Cuando montaba en moto en Nueva York, solía frecuentar bares que atendían a un público muy rudo. Me asombraba que las bandas de motoristas no intentaran ocultar su identidad ni sus afiliaciones. Llevaban sus «colores» con orgullo en la espalda de sus chaquetas de cuero. Representaban una subcultura completa.
Aunque nunca llegué a sumergirme por completo en la cultura de violencia que glorificaban los moteros, el hecho de existir al margen me permitió vislumbrar este estilo de vida. Lo que me llamó la atención fue cómo el hecho común de ser motero les unía en otros entornos. Los miembros de distintas bandas, que no necesariamente se llevaban bien fuera del bar, a menudo se unían dentro. Pasar el rato juntos también mejoraba su capacidad para vivir su estilo de vida decididamente malvado.
Cuando leía los Salmos, me sorprendió descubrir que David conocía la cultura de grupo, casi como si hubiera bandas errantes de motoristas en los tiempos bíblicos. Esta tendencia humana, que ya se daba en tiempos de David, no ha desaparecido. En todo caso, se ha extendido más hoy en día.
El rey David señaló el poder de los grupos en el Salmo 26:
Las palabras traducidas aquí como «compañía de los malvados» significan literalmente «la congregación de los malvados». A David, que con frecuencia le preocupaba que sus acciones le alejaran de Dios, no le preocupa eso en este Salmo. Aquí, a David le preocupa que el simple hecho de asociarse con hombres malvados, más concretamente, con grupos de hombres malvados, le distancie de Dios, aunque sus propias acciones sigan siendo rectas.
Según el comentario conocido como el Da’at Mikra, este versículo significa que David se mantenía alejado de los lugares donde se reunía la gente malvada, independientemente de lo que hiciera en esos lugares. Comprendía que estar en compañía del mal tiene su efecto y no quería dejarse influir por ellos.
Este enfoque comunitario de la moral se expresa con frecuencia en la Biblia. La Torá señala que el problema de los espías calumniadores era que, como grupo, ejercían una influencia desmesurada sobre los demás pueblos.
A los diez espías que trajeron un informe calumnioso contra la Tierra de Israel se les llamó «comunidad». Aunque al principio formaban parte del grupo de espías, Caleb y Josué no fueron incluidos en esta «comunidad» porque pudieron escapar de la influencia de los demás y trajeron un mensaje diferente y positivo. Sus alabanzas a Israel bastaron para compensar su propia asociación con el culpable, pero no para compensar la culpa de la nación. Dos individuos solitarios no bastaban para contrarrestar la influencia del grupo.
La idea del poder de un grupo, concretamente de cómo el odio une a las personas como grupo, es tratada por el filósofo moral y social estadounidense Eric Hoffer en su libro «True Believer»:
El odio es el más accesible y completo de todos los agentes unificadores. Arrastra en torbellinos al individuo lejos de su propio yo, le hace ajeno a su bien y a su futuro, le libera de los celos y del egoísmo. Se convierte en una partícula anónima que tiembla de ansia por fundirse y fusionarse con sus semejantes, en una masa ardiente.
Hoffer continúa:
El odio común une a los elementos más heterogéneos. Compartir un odio común, incluso con un enemigo, es infectarle con el sentimiento de parentesco y minar así su capacidad de resistencia. Hitler utilizó el antisemitismo no sólo para unificar a sus alemanes, sino también para minar la determinación de Polonia, Rumanía, Hungría y, finalmente, incluso Francia, que odiaban a los judíos.

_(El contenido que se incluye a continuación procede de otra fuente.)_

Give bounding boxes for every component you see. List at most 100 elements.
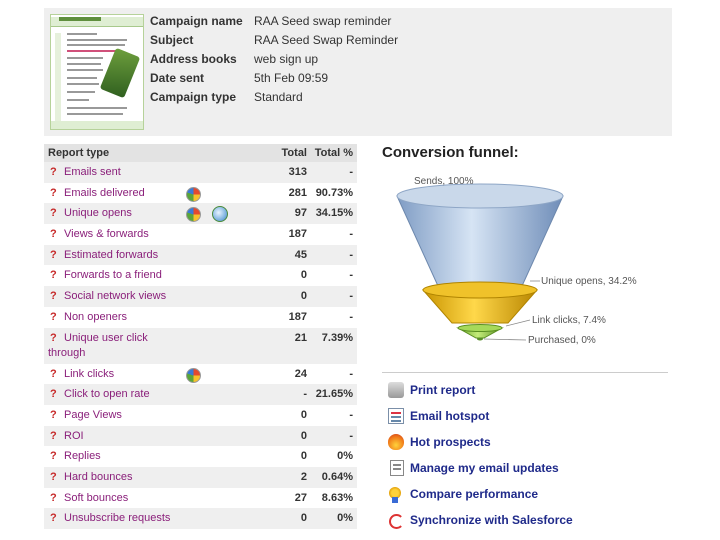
action-list: Print report Email hotspot Hot prospects Ma… bbox=[382, 379, 668, 535]
report-row-total: 0 bbox=[300, 450, 307, 463]
thumbnail-plant-image bbox=[99, 47, 141, 99]
action-link[interactable]: Manage my email updates bbox=[382, 457, 668, 483]
report-row-label[interactable]: Unique user click through bbox=[48, 331, 148, 359]
funnel-stage-sends bbox=[396, 195, 564, 287]
report-row-label[interactable]: Views & forwards bbox=[64, 228, 149, 241]
report-row-pct: 21.65% bbox=[315, 388, 353, 401]
report-row-label[interactable]: Social network views bbox=[64, 290, 167, 303]
thumbnail-text-line bbox=[67, 44, 125, 46]
action-link-label[interactable]: Manage my email updates bbox=[410, 461, 559, 475]
help-icon[interactable]: ? bbox=[50, 290, 57, 303]
campaign-field-label: Campaign type bbox=[150, 90, 237, 104]
help-icon[interactable]: ? bbox=[50, 388, 57, 401]
flame-icon bbox=[388, 434, 404, 450]
thumbnail-link-line bbox=[67, 50, 122, 52]
help-icon[interactable]: ? bbox=[50, 186, 57, 199]
action-link[interactable]: Compare performance bbox=[382, 483, 668, 509]
report-row-pct: - bbox=[349, 228, 353, 241]
funnel-stage-label: Link clicks, 7.4% bbox=[532, 315, 606, 326]
report-row-pct: 0% bbox=[337, 450, 353, 463]
help-icon[interactable]: ? bbox=[50, 331, 57, 344]
report-row-total: 0 bbox=[300, 408, 307, 421]
funnel-leader-line bbox=[505, 319, 531, 327]
funnel-stage-sends-top bbox=[396, 183, 564, 209]
help-icon[interactable]: ? bbox=[50, 310, 57, 323]
help-icon[interactable]: ? bbox=[50, 166, 57, 178]
action-link-label[interactable]: Compare performance bbox=[410, 487, 539, 501]
pie-chart-icon[interactable] bbox=[186, 367, 201, 383]
help-icon[interactable]: ? bbox=[50, 228, 57, 241]
help-icon[interactable]: ? bbox=[50, 491, 57, 504]
thumbnail-text-line bbox=[67, 33, 97, 35]
thumbnail-text-line bbox=[67, 113, 123, 115]
help-icon[interactable]: ? bbox=[50, 450, 57, 463]
report-row-pct: 0% bbox=[337, 512, 353, 525]
report-row-label[interactable]: Estimated forwards bbox=[64, 248, 159, 261]
pie-chart-icon[interactable] bbox=[186, 207, 201, 223]
action-link[interactable]: Synchronize with Salesforce bbox=[382, 509, 668, 535]
report-table-header: Report type Total Total % bbox=[44, 144, 357, 162]
action-link-label[interactable]: Email hotspot bbox=[410, 409, 490, 423]
help-icon[interactable]: ? bbox=[50, 248, 57, 261]
report-row-label[interactable]: Unsubscribe requests bbox=[64, 512, 171, 525]
report-row-total: 187 bbox=[288, 228, 307, 241]
help-icon[interactable]: ? bbox=[50, 470, 57, 483]
campaign-summary-panel: Campaign name RAA Seed swap reminder Subje… bbox=[44, 8, 672, 136]
report-row: ? Link clicks 24 - bbox=[44, 364, 357, 385]
report-row: ? Replies 0 0% bbox=[44, 446, 357, 467]
help-icon[interactable]: ? bbox=[50, 269, 57, 282]
campaign-field-label: Date sent bbox=[150, 71, 205, 85]
thumbnail-text-line bbox=[67, 39, 127, 41]
report-row-label[interactable]: Non openers bbox=[64, 310, 127, 323]
thumbnail-org-name-bar bbox=[59, 17, 101, 21]
sync-icon bbox=[388, 512, 404, 529]
help-icon[interactable]: ? bbox=[50, 367, 57, 380]
help-icon[interactable]: ? bbox=[50, 429, 57, 442]
report-rows: ? Emails sent 313 -? Emails delivered 281 90.7… bbox=[44, 162, 357, 529]
email-thumbnail[interactable] bbox=[50, 14, 144, 130]
report-row-label[interactable]: Link clicks bbox=[64, 367, 115, 380]
thumbnail-text-line bbox=[67, 57, 103, 59]
help-icon[interactable]: ? bbox=[50, 408, 57, 421]
header-total: Total bbox=[281, 147, 307, 159]
report-row-pct: - bbox=[349, 166, 353, 178]
funnel-title: Conversion funnel: bbox=[382, 144, 519, 161]
action-link-label[interactable]: Synchronize with Salesforce bbox=[410, 513, 573, 527]
report-row-pct: - bbox=[349, 408, 353, 421]
report-row-label[interactable]: Click to open rate bbox=[64, 388, 150, 401]
report-row-total: 97 bbox=[294, 207, 307, 220]
report-row: ? Estimated forwards 45 - bbox=[44, 244, 357, 266]
action-link[interactable]: Email hotspot bbox=[382, 405, 668, 431]
report-row: ? Unsubscribe requests 0 0% bbox=[44, 508, 357, 529]
campaign-field-value: 5th Feb 09:59 bbox=[254, 71, 329, 85]
action-link-label[interactable]: Print report bbox=[410, 383, 476, 397]
report-row-label[interactable]: Soft bounces bbox=[64, 491, 129, 504]
report-row-label[interactable]: Emails delivered bbox=[64, 186, 145, 199]
help-icon[interactable]: ? bbox=[50, 207, 57, 220]
report-row-total: 187 bbox=[288, 310, 307, 323]
report-row-pct: - bbox=[349, 248, 353, 261]
report-row-label[interactable]: Forwards to a friend bbox=[64, 269, 162, 282]
report-row-label[interactable]: ROI bbox=[64, 429, 84, 442]
report-row-total: 2 bbox=[300, 470, 307, 483]
thumbnail-text-line bbox=[67, 91, 95, 93]
report-row-total: 0 bbox=[300, 429, 307, 442]
pie-chart-icon[interactable] bbox=[186, 186, 201, 202]
report-row-pct: - bbox=[349, 269, 353, 282]
report-row-pct: - bbox=[349, 310, 353, 323]
action-link-label[interactable]: Hot prospects bbox=[410, 435, 491, 449]
report-row-total: - bbox=[303, 388, 307, 401]
action-link[interactable]: Hot prospects bbox=[382, 431, 668, 457]
report-row-label[interactable]: Hard bounces bbox=[64, 470, 133, 483]
report-row-label[interactable]: Page Views bbox=[64, 408, 122, 421]
action-link[interactable]: Print report bbox=[382, 379, 668, 405]
thumbnail-text-line bbox=[67, 83, 99, 85]
report-row: ? Page Views 0 - bbox=[44, 405, 357, 426]
help-icon[interactable]: ? bbox=[50, 512, 57, 525]
globe-icon[interactable] bbox=[212, 206, 228, 223]
campaign-field-value: RAA Seed Swap Reminder bbox=[254, 33, 399, 47]
report-row-label[interactable]: Replies bbox=[64, 450, 101, 463]
report-row-label[interactable]: Emails sent bbox=[64, 166, 121, 178]
campaign-field-value: web sign up bbox=[254, 52, 319, 66]
report-row-label[interactable]: Unique opens bbox=[64, 207, 132, 220]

Hoffer subraya que es específicamente el sentimiento de odio lo que unifica de forma tan fuerte:
No solemos buscar aliados cuando amamos. De hecho, a menudo consideramos rivales e intrusos a quienes aman con nosotros. Pero siempre buscamos aliados cuando odiamos.
«Incluso en el caso de un agravio justo, nuestro odio procede menos de un mal que nos hayan hecho que de la conciencia de nuestra impotencia, insuficiencia y cobardía. En otras palabras, del autodesprecio. Cuando nos sentimos superiores a nuestros verdugos, es probable que los despreciemos, incluso que nos compadezcamos de ellos, pero no que los odiemos.
El poderoso punto de Hoffer explica por qué el odio a los judíos, que es esencialmente un odio a Dios, parece surgir en los movimientos sociales. Diferentes grupos, todos con sus propios programas, a menudo se unen contra Israel y los judíos, ya que comparten un odio común.
Esto es especialmente cierto hoy en día, cuando el movimiento de justicia social se ve obligado a fabricar la historia y a crear una narrativa falsa y hechos falsos para presentar una demanda contra Israel. Este tipo de autoengaño sólo es posible cuando el espejismo creado por esta narrativa se ve reforzado por un grupo de apoyo.